At the same time, a number of my younger classmates who I lived, dined, worshiped with, and attended class with in seminary had very similar sentiments to what Rachel is saying. And as someone who grew up in a more traditional church setting, I would feel very out of place in such a setting, although it does work for others. Instead when we go into the mission field and keep going, it’s about being authentic, bringing our whole, true selves to the table with those we meet, as whole or as messed up as we may be. I don’t see Jesus saying anywhere in his call for workers in the field to have your stuff together, as the disciples sure didn’t, given that they were imperfect, ordinary people who took up Jesus’s call to follow him. And even when it feels like we are sheep in the midst of wolves in the field, we still need to be authentic and be ourselves, no matter which age group we engage with -- because we are ALL the body of Christ and we are ALL called to keep going to work in the mission field. And if people don’t want to engage, we shake the dust off and say ‘peace be with you, although we still love you,’ and keep going.
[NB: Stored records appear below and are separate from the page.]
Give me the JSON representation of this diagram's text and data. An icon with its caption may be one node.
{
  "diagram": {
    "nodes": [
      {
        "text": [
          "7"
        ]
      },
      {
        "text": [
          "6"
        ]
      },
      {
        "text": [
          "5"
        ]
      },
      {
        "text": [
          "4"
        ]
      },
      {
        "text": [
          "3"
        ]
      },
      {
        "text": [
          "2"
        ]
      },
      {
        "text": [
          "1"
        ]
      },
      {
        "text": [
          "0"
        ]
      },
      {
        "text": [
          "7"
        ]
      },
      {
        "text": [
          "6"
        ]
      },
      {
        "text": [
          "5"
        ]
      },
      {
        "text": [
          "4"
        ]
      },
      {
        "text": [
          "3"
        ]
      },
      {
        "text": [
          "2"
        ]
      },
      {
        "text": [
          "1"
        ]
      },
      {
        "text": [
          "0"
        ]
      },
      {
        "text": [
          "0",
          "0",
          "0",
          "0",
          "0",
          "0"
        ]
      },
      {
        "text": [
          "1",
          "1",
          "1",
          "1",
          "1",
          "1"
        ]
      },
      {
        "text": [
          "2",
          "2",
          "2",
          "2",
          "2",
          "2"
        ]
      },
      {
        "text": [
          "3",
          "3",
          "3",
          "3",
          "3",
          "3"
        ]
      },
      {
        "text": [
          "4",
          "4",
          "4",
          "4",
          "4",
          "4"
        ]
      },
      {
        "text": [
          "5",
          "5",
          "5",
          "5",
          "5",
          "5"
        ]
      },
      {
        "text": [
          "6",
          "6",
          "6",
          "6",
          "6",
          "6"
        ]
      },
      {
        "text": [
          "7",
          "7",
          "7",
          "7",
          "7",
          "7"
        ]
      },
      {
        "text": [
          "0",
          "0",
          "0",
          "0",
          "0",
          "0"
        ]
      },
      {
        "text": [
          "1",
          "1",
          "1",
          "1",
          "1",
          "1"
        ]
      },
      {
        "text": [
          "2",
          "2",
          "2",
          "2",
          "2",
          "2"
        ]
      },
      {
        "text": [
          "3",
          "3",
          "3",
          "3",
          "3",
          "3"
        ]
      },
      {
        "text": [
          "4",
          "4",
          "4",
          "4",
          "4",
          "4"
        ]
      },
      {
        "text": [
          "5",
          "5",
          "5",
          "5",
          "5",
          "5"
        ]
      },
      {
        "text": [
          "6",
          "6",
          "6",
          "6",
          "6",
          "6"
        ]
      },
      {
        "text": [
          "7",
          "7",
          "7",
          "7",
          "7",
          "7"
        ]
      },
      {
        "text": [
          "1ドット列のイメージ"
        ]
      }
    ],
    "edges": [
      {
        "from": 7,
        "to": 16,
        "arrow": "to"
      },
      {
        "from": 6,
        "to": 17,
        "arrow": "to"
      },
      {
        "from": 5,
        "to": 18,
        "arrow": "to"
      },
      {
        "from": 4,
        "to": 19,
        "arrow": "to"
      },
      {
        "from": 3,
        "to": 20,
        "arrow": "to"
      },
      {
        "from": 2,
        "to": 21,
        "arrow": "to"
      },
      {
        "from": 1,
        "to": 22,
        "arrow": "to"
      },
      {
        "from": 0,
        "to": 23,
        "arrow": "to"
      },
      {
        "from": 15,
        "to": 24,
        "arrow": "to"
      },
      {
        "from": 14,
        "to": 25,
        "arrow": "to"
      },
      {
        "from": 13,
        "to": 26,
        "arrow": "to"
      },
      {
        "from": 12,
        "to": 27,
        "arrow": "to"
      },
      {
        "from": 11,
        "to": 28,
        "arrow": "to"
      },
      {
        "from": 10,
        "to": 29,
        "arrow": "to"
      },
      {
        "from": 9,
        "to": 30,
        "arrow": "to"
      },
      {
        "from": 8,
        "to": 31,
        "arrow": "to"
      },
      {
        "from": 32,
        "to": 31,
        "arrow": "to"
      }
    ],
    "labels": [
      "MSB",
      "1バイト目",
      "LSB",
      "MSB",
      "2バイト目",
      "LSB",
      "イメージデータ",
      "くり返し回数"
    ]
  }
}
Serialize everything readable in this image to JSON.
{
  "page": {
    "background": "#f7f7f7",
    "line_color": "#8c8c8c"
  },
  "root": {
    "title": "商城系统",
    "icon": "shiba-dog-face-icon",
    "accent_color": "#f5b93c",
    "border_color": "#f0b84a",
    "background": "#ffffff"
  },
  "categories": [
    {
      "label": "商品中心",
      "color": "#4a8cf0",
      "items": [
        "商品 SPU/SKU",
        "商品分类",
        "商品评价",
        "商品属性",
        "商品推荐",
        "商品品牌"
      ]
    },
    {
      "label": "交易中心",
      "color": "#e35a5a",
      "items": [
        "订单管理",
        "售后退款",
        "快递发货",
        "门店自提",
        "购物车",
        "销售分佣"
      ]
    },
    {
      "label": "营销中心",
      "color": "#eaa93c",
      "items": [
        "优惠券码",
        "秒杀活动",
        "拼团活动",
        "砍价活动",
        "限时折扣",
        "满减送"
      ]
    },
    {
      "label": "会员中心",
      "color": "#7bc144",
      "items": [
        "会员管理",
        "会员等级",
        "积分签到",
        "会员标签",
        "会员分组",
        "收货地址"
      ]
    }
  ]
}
So despite the fact that it feels like we live in a bad-news kind of world right now, at least in this past week, we still have the good news of Jesus and his light, love, grace, and healing to share with the world as we keep going and keep living into ‘The Great Commission.’ We want to reach people of every age and all walks of life, as we know that Jesus was compassionate with everyone who he encountered while teaching and healing, even if he did dole out a little tough love here and there, especially towards the disciples. But remember that it's still up to us to keep the work, teaching, and healing of Jesus going. While it may feel like being sheep in the midst of wolves out there, we still need to go out and work in the mission field, as the harvest is riper than ever. We still need to practice our own discipleship, but also reach out and invite others along on this journey as well, even if they may not initially engage. But as you keep on going along that journey, be authentic, and be wise as snakes and as gentle as doves and sheep as we keep on going on this journey together!! The Holy Spirit will be with us from there!!
In the name of the Father, Son, and Holy Spirit, let the church say, AMEN!!